There’s a lot of negativity – of destruction, to use the term I’ve put in this post’s title – in the world. Perhaps that goes without saying. On a smaller scale though, there’s also a lot of negativity in the publishing industry (and I’m not even talking about the whole ‘death of publishing’ cry that seems to whip round the internet every few months), and even just in the smaller-still world of SFF. This isn’t something that can be entirely avoided, of course, but perhaps there are things we can do to mitigate its effects.

If anything, there seems to be more negativity around at the moment than ever before. There are blogs that, although dealing with important issues – like race or gender in SFF – frequently do so in an acerbic, even vitriolic manner. Some are humourous – others seem to me to be simply destructive, adding little to important conversations about where the genre is heading. You can make all sorts of excuses, of course, such as these blogs are coming from a perfectly justifiable sense of anger, but that doesn’t mean they’re expressing that anger in the most useful or instructive way.

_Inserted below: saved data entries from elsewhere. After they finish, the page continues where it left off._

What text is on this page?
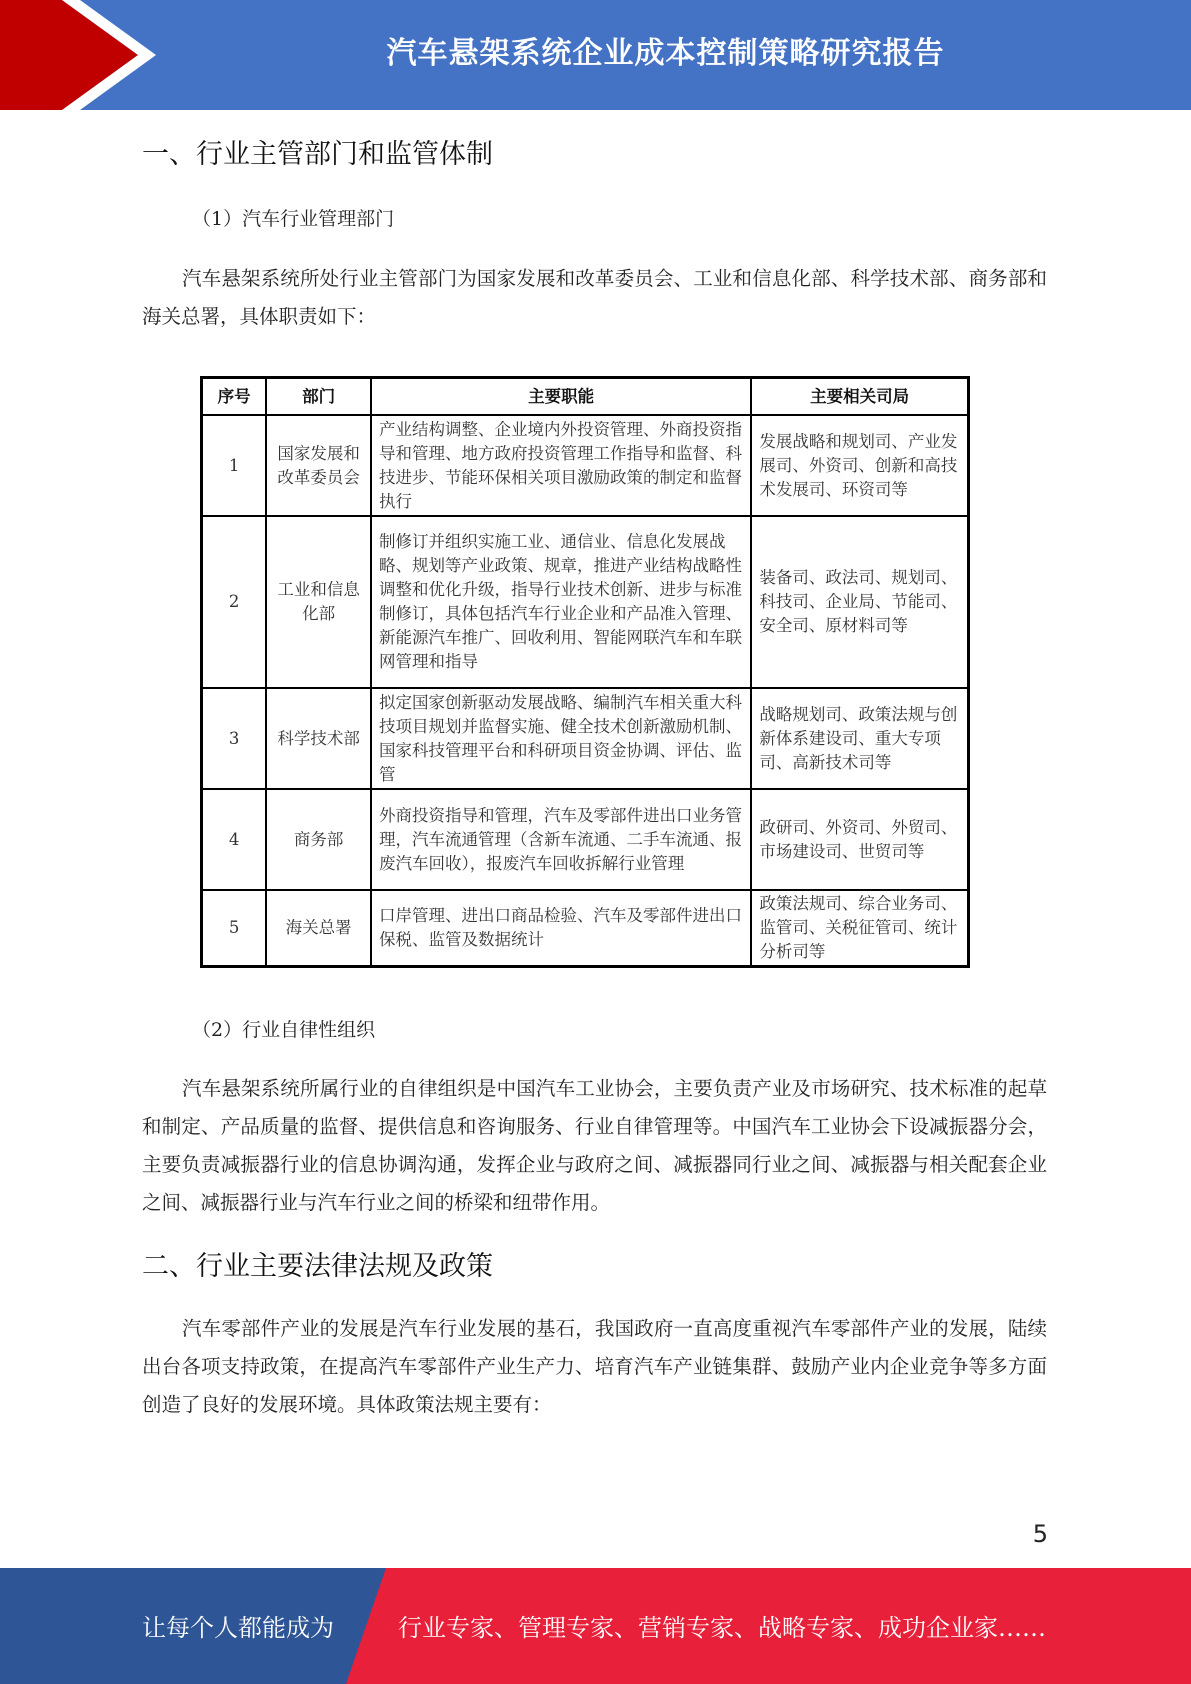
汽车悬架系统企业成本控制策略研究报告
一、行业主管部门和监管体制
（1）汽车行业管理部门
汽车悬架系统所处行业主管部门为国家发展和改革委员会、工业和信息化部、科学技术部、商务部和海关总署，具体职责如下：
序号	部门	主要职能	主要相关司局
1	国家发展和改革委员会	产业结构调整、企业境内外投资管理、外商投资指导和管理、地方政府投资管理工作指导和监督、科技进步、节能环保相关项目激励政策的制定和监督执行	发展战略和规划司、产业发展司、外资司、创新和高技术发展司、环资司等
2	工业和信息化部	制修订并组织实施工业、通信业、信息化发展战略、规划等产业政策、规章，推进产业结构战略性调整和优化升级，指导行业技术创新、进步与标准制修订，具体包括汽车行业企业和产品准入管理、新能源汽车推广、回收利用、智能网联汽车和车联网管理和指导	装备司、政法司、规划司、科技司、企业局、节能司、安全司、原材料司等
3	科学技术部	拟定国家创新驱动发展战略、编制汽车相关重大科技项目规划并监督实施、健全技术创新激励机制、国家科技管理平台和科研项目资金协调、评估、监管	战略规划司、政策法规与创新体系建设司、重大专项司、高新技术司等
4	商务部	外商投资指导和管理，汽车及零部件进出口业务管理，汽车流通管理（含新车流通、二手车流通、报废汽车回收），报废汽车回收拆解行业管理	政研司、外资司、外贸司、市场建设司、世贸司等
5	海关总署	口岸管理、进出口商品检验、汽车及零部件进出口保税、监管及数据统计	政策法规司、综合业务司、监管司、关税征管司、统计分析司等
（2）行业自律性组织
汽车悬架系统所属行业的自律组织是中国汽车工业协会，主要负责产业及市场研究、技术标准的起草和制定、产品质量的监督、提供信息和咨询服务、行业自律管理等。中国汽车工业协会下设减振器分会，主要负责减振器行业的信息协调沟通，发挥企业与政府之间、减振器同行业之间、减振器与相关配套企业之间、减振器行业与汽车行业之间的桥梁和纽带作用。
二、行业主要法律法规及政策
汽车零部件产业的发展是汽车行业发展的基石，我国政府一直高度重视汽车零部件产业的发展，陆续出台各项支持政策，在提高汽车零部件产业生产力、培育汽车产业链集群、鼓励产业内企业竞争等多方面创造了良好的发展环境。具体政策法规主要有：
5
让每个人都能成为	行业专家、管理专家、营销专家、战略专家、成功企业家……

Then there are the perhaps more personal issues of authors imploding after bad reviews, and of scathing reviews left for all the wrong reasons (genuinely not liking a book is one thing – personally attacking the author because you don’t like the prices of their e-books is something else entirely). In the former, a brief flutter of ‘any publicity is good publicity’ can quickly turn into an author being black-listed for their unprofessional behaviour; in the latter, such reviews can be horribly upsetting for the targeted author, and quickly become nothing more than (pardon my French) shit-flinging, often using language that the reviewer would never dream of using to a person standing in front of them. There is a real person on the end of that email, or looking through their Google Alerts, though – too many people online seem to entirely forget that fact.

Then we have the separate issue (but one that I’ve been thinking about a lot recently) of grimdark fantasy, a sub-genre that seems to have dominated in recent years. I’m not saying all books should be sweetness and light – far from it, if they’re going to address important or difficult subjects – but many of these novels seem to feature violence and misogyny and general unpleasantness simply to seem more grown-up and ‘edgy’. In the end, all that grimness and darkness doesn’t mean anything, becoming nothing more than titillation.

So what’s the answer? For me, it comes back to that title – ‘always creation, never destruction’. When writing a bad review, or a difficult scene, that mantra becomes incredibly important. Does this review actually give constructive criticism, or illustrate a wider point – or am I just letting off steam? Is the darkness in this scene there for a reason and necessary to the plot – or am I just being mean to my characters because I’m having a bad day?

Negativity is, as I said before, a fact of life, and sometimes a very necessary one. However, sometimes it’s better to take a step back, look at that scathing or insulting or unpleasant thing you’re about to write, and really ask yourself whether it’s going to add something useful to the world – or if it’s just destruction for destruction’s sake.